The world on U.S. election

A piece on the world's reaction to Obama's reelection in Buzzfeed didn't sound too promising. I expected a dry article quoting newspaper articles from around the world.

What I actually got was a snapshot — many of them — of the articles in those newspapers. Many of the articles were featured on the papers' front page. For one who has a healthy skepticism of the United States' oft-mentioned exceptionalism, this was a jolting reminder that whether or not the U.S. is exceptional in the way that American exceptionalists would like to believe, the U.S. unquestionably is a big enough factor in world affairs to be worth people's attention worldwide.

One thing that caught my eye was the electoral maps accompanying a few of the articles. Can you imagine a general-readership U.S. paper, even the New York Times, breaking down the national vote of Russia, or Switzerland, or even Canada along administrative boundaries?

I can't help wondering, does the color scheme on the map of the U.S. — the red-and-blue familiar to U.S. readers, denoting the disposition of each state's electoral votes — mean anything to Singaporeans? Do Malaysians understand why the Electoral College vote totals they quote (not to mention the donkey and elephant symbols next to each number) are significant?
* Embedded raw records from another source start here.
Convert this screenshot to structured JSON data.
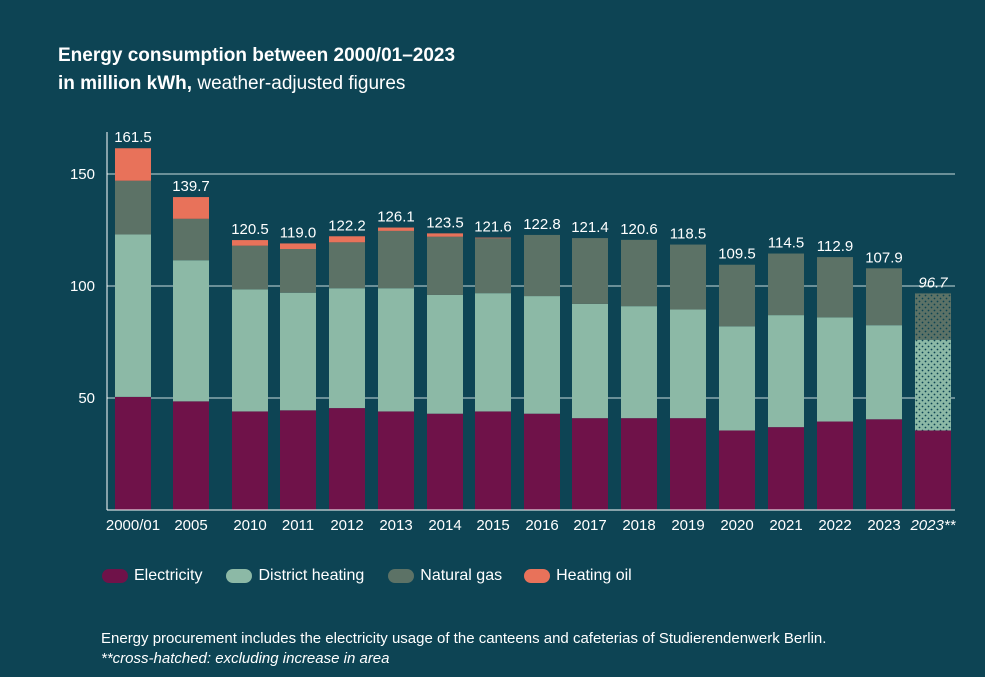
{
  "title": {
    "line1": "Energy consumption between 2000/01–2023",
    "line2_bold": "in million kWh,",
    "line2_normal": " weather-adjusted figures"
  },
  "colors": {
    "background": "#0d4454",
    "electricity": "#6f1249",
    "district_heating": "#8cb9a6",
    "natural_gas": "#5c7266",
    "heating_oil": "#e8725a"
  },
  "chart_data": {
    "type": "bar",
    "stacked": true,
    "title": "Energy consumption between 2000/01–2023 in million kWh, weather-adjusted figures",
    "xlabel": "",
    "ylabel": "",
    "ylim": [
      0,
      170
    ],
    "yticks": [
      50,
      100,
      150
    ],
    "categories": [
      "2000/01",
      "2005",
      "2010",
      "2011",
      "2012",
      "2013",
      "2014",
      "2015",
      "2016",
      "2017",
      "2018",
      "2019",
      "2020",
      "2021",
      "2022",
      "2023",
      "2023**"
    ],
    "series": [
      {
        "name": "Electricity",
        "values": [
          50.5,
          48.5,
          44.0,
          44.5,
          45.5,
          44.0,
          43.0,
          44.0,
          43.0,
          41.0,
          41.0,
          41.0,
          35.5,
          37.0,
          39.5,
          40.5,
          35.5
        ]
      },
      {
        "name": "District heating",
        "values": [
          72.5,
          63.0,
          54.5,
          52.5,
          53.5,
          55.0,
          53.0,
          52.8,
          52.5,
          51.0,
          50.0,
          48.5,
          46.5,
          50.0,
          46.5,
          42.0,
          40.5
        ]
      },
      {
        "name": "Natural gas",
        "values": [
          24.0,
          18.5,
          19.5,
          19.5,
          20.5,
          25.6,
          26.0,
          24.5,
          27.3,
          29.4,
          29.6,
          29.0,
          27.5,
          27.5,
          26.9,
          25.4,
          20.7
        ]
      },
      {
        "name": "Heating oil",
        "values": [
          14.5,
          9.7,
          2.5,
          2.5,
          2.7,
          1.5,
          1.5,
          0.3,
          0.0,
          0.0,
          0.0,
          0.0,
          0.0,
          0.0,
          0.0,
          0.0,
          0.0
        ]
      }
    ],
    "totals": [
      "161.5",
      "139.7",
      "120.5",
      "119.0",
      "122.2",
      "126.1",
      "123.5",
      "121.6",
      "122.8",
      "121.4",
      "120.6",
      "118.5",
      "109.5",
      "114.5",
      "112.9",
      "107.9",
      "96.7"
    ],
    "hatched_categories": [
      "2023**"
    ],
    "grid": true,
    "legend_position": "bottom-left"
  },
  "legend": [
    {
      "label": "Electricity",
      "color": "#6f1249"
    },
    {
      "label": "District heating",
      "color": "#8cb9a6"
    },
    {
      "label": "Natural gas",
      "color": "#5c7266"
    },
    {
      "label": "Heating oil",
      "color": "#e8725a"
    }
  ],
  "footnote": {
    "line1": "Energy procurement includes the electricity usage of the canteens and cafeterias of Studierendenwerk Berlin.",
    "line2": "**cross-hatched: excluding increase in area"
  }
}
Is the U.S. election so big a deal to Kiwis that the electoral map and the breakdown by party of the Senate, House of Representatives and state governorships should all be displayed prominently on the front page of The Press (New Zealand)?

It's incredibly humbling to suspect that yes, these things are meaningful to at least some of these papers' readers. (I can't claim an equivalent familiarity even with Canada, and geopolitically they don't get any easier to know than the English-speaking country next door.)